Unit SCRAM Code RX CRIT Initial PWR Initial RX Mode Current PWR Current RX Mode
1 N Y 100 Power Operation 100 Power Operation

Event Text

LOW PRESSURE CORE SPRAY DECLARED INOPERABLE DUE TO LOSS OF COOLING

"This report is being made pursuant to 10 CFR 50.72(b)(3)(v)(D) for an event or condition that could have prevented fulfillment of a safety function needed to mitigate the consequences of an accident. The Unit 1 Low Pressure Core Spray (LPCS) Pump Injection System was declared inoperable at 2043 [CDT] due to a loss of corner room area cooling and loss of motor cooling. The common diesel generator cooling water pump received an auto trip signal while being secured. The LPCS pump remained in standby during the event. This condition prevents LPCS, a single train safety system, from performing its design function. This is a reportable condition as an 8 hour ENS notification.

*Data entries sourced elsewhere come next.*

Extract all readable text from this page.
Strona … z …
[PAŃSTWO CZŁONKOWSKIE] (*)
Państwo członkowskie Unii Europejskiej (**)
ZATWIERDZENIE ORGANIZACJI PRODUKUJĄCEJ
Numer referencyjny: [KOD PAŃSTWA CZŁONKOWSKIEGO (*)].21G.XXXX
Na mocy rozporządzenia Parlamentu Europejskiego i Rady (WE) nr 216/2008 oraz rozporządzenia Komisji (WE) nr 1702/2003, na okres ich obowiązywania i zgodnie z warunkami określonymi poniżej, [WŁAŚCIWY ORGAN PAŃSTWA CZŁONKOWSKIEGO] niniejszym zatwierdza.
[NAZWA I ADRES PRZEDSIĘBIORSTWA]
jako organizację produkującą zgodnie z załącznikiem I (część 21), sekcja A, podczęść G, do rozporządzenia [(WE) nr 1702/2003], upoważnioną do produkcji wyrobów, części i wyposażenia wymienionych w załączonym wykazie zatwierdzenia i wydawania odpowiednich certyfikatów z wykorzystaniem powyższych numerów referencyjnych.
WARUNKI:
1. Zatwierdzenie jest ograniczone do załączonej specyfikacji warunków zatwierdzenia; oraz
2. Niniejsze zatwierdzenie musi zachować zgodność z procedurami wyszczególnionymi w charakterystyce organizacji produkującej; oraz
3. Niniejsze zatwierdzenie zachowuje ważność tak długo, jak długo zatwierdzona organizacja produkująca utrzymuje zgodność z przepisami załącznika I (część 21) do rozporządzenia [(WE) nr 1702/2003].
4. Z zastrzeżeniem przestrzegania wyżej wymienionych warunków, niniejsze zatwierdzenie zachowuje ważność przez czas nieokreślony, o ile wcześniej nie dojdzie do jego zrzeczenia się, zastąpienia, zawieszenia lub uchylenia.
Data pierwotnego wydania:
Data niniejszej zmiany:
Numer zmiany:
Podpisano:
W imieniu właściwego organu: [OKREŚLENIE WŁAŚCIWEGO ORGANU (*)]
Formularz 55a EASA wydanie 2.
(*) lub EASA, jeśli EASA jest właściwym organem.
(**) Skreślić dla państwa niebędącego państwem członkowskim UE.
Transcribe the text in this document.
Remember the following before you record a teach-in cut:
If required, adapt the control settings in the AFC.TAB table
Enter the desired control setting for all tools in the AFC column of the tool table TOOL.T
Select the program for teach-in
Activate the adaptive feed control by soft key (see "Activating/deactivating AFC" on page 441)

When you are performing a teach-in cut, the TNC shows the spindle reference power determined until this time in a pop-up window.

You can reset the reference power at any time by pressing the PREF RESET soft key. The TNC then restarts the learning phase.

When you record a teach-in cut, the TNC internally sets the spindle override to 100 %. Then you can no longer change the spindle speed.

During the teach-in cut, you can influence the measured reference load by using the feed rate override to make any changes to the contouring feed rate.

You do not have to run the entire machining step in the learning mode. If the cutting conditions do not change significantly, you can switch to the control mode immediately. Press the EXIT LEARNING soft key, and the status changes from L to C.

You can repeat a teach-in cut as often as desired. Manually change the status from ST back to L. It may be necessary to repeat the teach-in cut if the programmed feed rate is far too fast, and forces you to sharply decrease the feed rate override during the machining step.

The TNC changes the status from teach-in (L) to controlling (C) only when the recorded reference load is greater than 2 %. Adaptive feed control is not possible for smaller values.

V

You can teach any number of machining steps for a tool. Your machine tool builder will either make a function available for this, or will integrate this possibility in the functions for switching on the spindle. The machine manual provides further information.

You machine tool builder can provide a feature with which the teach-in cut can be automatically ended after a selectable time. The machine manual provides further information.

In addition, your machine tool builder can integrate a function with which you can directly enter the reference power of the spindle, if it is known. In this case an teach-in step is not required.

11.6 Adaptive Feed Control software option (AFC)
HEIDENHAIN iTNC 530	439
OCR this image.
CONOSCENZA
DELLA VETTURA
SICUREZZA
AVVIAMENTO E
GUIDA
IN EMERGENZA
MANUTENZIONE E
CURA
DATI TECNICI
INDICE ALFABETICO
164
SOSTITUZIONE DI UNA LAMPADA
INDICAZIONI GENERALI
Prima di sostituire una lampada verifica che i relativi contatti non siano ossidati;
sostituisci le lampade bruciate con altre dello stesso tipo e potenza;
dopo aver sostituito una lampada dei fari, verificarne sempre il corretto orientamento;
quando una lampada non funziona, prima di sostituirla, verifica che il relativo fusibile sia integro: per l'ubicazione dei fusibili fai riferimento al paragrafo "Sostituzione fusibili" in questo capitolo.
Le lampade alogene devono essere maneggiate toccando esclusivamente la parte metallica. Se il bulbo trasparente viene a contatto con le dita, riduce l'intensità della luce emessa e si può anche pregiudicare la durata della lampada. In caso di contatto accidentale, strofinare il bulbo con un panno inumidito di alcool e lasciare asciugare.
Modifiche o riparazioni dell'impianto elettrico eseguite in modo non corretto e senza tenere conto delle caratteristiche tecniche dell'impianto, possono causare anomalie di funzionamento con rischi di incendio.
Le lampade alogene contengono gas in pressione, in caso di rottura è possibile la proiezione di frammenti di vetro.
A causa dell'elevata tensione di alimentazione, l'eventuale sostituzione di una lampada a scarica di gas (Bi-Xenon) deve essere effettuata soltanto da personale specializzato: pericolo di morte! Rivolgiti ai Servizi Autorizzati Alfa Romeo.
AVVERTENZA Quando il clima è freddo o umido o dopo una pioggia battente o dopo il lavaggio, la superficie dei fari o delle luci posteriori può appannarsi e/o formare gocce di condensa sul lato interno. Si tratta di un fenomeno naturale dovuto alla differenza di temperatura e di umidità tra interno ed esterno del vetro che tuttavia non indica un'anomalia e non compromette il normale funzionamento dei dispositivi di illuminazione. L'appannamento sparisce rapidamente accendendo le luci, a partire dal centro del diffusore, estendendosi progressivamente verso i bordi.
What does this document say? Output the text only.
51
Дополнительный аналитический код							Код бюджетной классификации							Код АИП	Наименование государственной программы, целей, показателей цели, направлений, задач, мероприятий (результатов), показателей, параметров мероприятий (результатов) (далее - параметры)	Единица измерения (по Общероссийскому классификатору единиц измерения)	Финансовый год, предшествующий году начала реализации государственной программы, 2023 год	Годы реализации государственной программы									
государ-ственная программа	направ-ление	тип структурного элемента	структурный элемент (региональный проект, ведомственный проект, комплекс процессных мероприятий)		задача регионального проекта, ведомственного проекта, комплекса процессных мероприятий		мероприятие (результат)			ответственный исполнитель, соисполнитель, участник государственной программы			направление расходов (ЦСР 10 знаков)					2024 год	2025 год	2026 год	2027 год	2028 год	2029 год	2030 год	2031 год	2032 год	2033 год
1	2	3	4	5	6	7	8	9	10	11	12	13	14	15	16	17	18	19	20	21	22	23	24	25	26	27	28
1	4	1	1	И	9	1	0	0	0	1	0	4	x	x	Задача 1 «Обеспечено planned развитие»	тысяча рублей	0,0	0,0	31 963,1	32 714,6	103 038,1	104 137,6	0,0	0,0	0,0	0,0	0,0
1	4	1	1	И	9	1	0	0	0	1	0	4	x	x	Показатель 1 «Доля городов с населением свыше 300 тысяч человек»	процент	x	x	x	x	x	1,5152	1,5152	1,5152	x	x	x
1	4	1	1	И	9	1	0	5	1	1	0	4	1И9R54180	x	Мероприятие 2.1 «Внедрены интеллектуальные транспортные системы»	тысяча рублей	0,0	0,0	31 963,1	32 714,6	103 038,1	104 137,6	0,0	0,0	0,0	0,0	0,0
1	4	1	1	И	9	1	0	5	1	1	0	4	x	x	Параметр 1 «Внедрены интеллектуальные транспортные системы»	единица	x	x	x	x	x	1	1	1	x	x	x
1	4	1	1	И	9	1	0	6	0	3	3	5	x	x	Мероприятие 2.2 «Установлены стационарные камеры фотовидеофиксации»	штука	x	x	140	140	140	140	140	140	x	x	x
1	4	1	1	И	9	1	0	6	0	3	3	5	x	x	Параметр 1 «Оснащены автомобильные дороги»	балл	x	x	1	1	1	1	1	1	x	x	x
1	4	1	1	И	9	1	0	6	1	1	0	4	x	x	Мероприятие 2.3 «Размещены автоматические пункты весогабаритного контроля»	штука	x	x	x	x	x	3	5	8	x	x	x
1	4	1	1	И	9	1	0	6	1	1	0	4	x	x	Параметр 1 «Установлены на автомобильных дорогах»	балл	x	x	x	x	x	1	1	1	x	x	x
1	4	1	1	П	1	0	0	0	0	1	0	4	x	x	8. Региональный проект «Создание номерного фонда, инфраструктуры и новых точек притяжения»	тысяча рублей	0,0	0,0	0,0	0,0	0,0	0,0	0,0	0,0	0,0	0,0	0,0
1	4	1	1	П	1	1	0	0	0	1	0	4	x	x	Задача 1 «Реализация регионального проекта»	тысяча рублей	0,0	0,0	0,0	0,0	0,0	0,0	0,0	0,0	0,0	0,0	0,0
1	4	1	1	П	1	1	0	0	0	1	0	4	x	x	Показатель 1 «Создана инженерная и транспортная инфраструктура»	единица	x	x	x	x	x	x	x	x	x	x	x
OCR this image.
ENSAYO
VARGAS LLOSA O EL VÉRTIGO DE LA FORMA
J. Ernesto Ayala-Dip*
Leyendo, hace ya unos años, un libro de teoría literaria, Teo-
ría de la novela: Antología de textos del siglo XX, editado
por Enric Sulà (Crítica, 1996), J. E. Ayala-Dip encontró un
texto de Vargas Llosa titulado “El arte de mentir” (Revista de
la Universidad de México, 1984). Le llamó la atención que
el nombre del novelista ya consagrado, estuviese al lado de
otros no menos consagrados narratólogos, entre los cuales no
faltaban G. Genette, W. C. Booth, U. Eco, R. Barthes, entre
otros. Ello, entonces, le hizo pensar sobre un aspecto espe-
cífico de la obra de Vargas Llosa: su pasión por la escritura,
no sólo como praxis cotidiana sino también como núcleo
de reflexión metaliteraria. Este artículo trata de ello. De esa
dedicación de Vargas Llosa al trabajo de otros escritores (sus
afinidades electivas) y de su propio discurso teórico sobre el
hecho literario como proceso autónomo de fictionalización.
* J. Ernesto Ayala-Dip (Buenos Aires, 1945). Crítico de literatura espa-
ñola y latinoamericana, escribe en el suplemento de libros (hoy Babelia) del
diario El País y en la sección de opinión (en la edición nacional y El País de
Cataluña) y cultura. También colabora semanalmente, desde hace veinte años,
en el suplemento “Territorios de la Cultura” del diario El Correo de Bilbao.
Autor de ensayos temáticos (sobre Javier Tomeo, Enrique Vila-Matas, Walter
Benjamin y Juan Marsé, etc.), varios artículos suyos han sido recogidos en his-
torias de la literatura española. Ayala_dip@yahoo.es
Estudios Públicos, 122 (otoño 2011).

"The required action of Technical Specifications (TS) 3.5.1, 'ECCS - Operating,' was entered on June 22, 2017 at 2043 CDT when the condition was identified and the LPCS system was determined to be inoperable. Investigation into the cause of the condition is in progress."

The Low Pressure Core Spray (LPCS) Pump Injection System was declared operable, and the TS LCO was exited at 2112 CDT.